Every file uploaded to the system is split into fixed-size chunks — typically 4MB — before any byte reaches the network. Each chunk is hashed with SHA-256 to produce a 64-character hex digest that serves as both the chunk's unique identifier and its object key in S3. Before uploading any chunk, the client sends the server a list of proposed chunk hashes (a "check-before-upload" request). The server checks Redis — which maintains a set of all known chunk hashes — and responds with the subset the client actually needs to upload. For a user uploading the same 2GB video they uploaded last month, or for 1,000 users uploading the same viral clip, the deduplication gate returns "you need to upload 0 of these chunks" and the commit step simply links the file's metadata to the existing chunk records without any S3 API call. This is content-addressed storage (CAS): the content determines the address, and identical content shares one address.

The ref_count column in the chunk table tracks how many file records reference each chunk. When a file is deleted or overwritten, its chunk references are decremented. A background garbage collector periodically scans for chunks with ref_count = 0 and issues S3 delete calls. This prevents orphaned bytes from accumulating and controls storage cost at petabyte scale.

Performance Analysis: The Delta Sync Cursor for Bandwidth-Efficient Cross-Device Propagation

The naive synchronization approach is polling: every connected device asks the server every few seconds "has anything changed?" At 100 million devices polling every 10 seconds, the Sync API receives 10M RPS of pure overhead — most returning "no changes." The delta sync cursor eliminates this by inverting the model: devices register a persistent WebSocket connection and wait for the server to push change events to them.

Every metadata write in PostgreSQL is assigned a monotonically increasing change_id using a database sequence. When the Metadata Service commits a file change, it emits a Kafka event containing the change_id, the affected user_id, and the change delta (rename, content update, new version).
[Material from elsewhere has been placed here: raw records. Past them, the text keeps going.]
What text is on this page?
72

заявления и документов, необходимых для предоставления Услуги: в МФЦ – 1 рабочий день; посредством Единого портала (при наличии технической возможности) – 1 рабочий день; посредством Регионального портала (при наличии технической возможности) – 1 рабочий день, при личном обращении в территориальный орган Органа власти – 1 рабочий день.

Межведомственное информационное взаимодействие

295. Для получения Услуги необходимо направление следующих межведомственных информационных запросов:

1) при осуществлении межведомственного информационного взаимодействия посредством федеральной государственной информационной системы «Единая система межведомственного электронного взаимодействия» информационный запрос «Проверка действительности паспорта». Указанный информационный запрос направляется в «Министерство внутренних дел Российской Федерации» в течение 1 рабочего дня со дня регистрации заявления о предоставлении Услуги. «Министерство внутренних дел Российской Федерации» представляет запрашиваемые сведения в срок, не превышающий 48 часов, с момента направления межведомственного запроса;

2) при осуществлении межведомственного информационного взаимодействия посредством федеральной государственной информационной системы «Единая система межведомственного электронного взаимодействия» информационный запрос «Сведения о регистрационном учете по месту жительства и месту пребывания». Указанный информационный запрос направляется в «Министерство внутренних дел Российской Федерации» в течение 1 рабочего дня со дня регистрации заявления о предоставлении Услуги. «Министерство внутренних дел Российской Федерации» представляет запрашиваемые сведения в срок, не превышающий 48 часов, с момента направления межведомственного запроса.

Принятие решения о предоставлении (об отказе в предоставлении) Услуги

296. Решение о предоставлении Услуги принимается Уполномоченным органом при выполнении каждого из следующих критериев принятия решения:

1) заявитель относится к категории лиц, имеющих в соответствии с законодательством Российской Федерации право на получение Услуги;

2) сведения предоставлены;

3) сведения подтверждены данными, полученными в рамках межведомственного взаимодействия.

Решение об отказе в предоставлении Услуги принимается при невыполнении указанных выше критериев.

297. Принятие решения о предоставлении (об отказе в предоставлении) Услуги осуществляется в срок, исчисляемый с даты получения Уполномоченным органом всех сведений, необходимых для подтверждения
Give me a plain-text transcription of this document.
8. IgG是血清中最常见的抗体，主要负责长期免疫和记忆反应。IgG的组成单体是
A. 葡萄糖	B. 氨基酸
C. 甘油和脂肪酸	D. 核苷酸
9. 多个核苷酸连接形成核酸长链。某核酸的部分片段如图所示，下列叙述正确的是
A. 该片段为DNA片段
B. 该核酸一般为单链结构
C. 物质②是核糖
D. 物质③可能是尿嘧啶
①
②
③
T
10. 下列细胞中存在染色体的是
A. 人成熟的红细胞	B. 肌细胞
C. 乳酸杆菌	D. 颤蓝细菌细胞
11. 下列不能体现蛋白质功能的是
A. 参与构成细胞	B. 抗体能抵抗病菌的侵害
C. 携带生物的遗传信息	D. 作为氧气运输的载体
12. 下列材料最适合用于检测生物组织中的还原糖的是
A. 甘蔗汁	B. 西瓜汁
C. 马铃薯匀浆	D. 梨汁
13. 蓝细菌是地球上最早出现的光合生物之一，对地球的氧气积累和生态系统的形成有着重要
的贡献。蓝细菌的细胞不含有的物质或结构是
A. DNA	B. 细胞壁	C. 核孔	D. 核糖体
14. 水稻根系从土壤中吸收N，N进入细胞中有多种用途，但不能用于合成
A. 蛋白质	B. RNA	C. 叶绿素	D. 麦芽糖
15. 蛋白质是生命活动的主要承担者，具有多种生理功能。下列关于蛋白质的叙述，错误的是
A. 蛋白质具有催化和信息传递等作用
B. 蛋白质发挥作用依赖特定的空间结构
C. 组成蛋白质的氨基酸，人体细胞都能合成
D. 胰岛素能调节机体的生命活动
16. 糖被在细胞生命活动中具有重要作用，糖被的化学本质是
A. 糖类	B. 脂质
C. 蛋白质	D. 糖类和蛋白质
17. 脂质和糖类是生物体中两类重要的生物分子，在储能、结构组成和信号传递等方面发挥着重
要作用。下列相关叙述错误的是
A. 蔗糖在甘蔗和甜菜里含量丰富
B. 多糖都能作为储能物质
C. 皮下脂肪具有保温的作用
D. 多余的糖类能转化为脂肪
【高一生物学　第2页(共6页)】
The Sync Service consumes this event and pushes it to all WebSocket connections registered for that user_id. Each device tracks a sync_cursor — the highest change_id it has processed. On reconnect after being offline, the device sends its current cursor to the Sync API, which returns all changes since that cursor ID in a single batch. Devices that were offline for days catch up in one round trip. This cursor pattern is O(changes since last sync) rather than O(all files), making reconnection efficient even for users with 100,000 files who were offline for a week.

🌍 Real-World File Storage Architectures: Dropbox, Google Drive, and iCloud

Dropbox Magic Pocket is Dropbox's proprietary object storage system, built to replace their dependence on AWS S3 for cost reasons. Magic Pocket is a custom erasure-coded storage cluster that stores file chunks across spinning-disk JBOD servers in multiple data centers. Dropbox's key architectural decision was to separate the chunk storage layer (Magic Pocket) from the metadata layer (MySQL with Vitess for sharding), exactly mirroring the pattern described in this guide. Moving from S3 to Magic Pocket reduced Dropbox's storage costs by approximately 40% while improving their control over durability guarantees.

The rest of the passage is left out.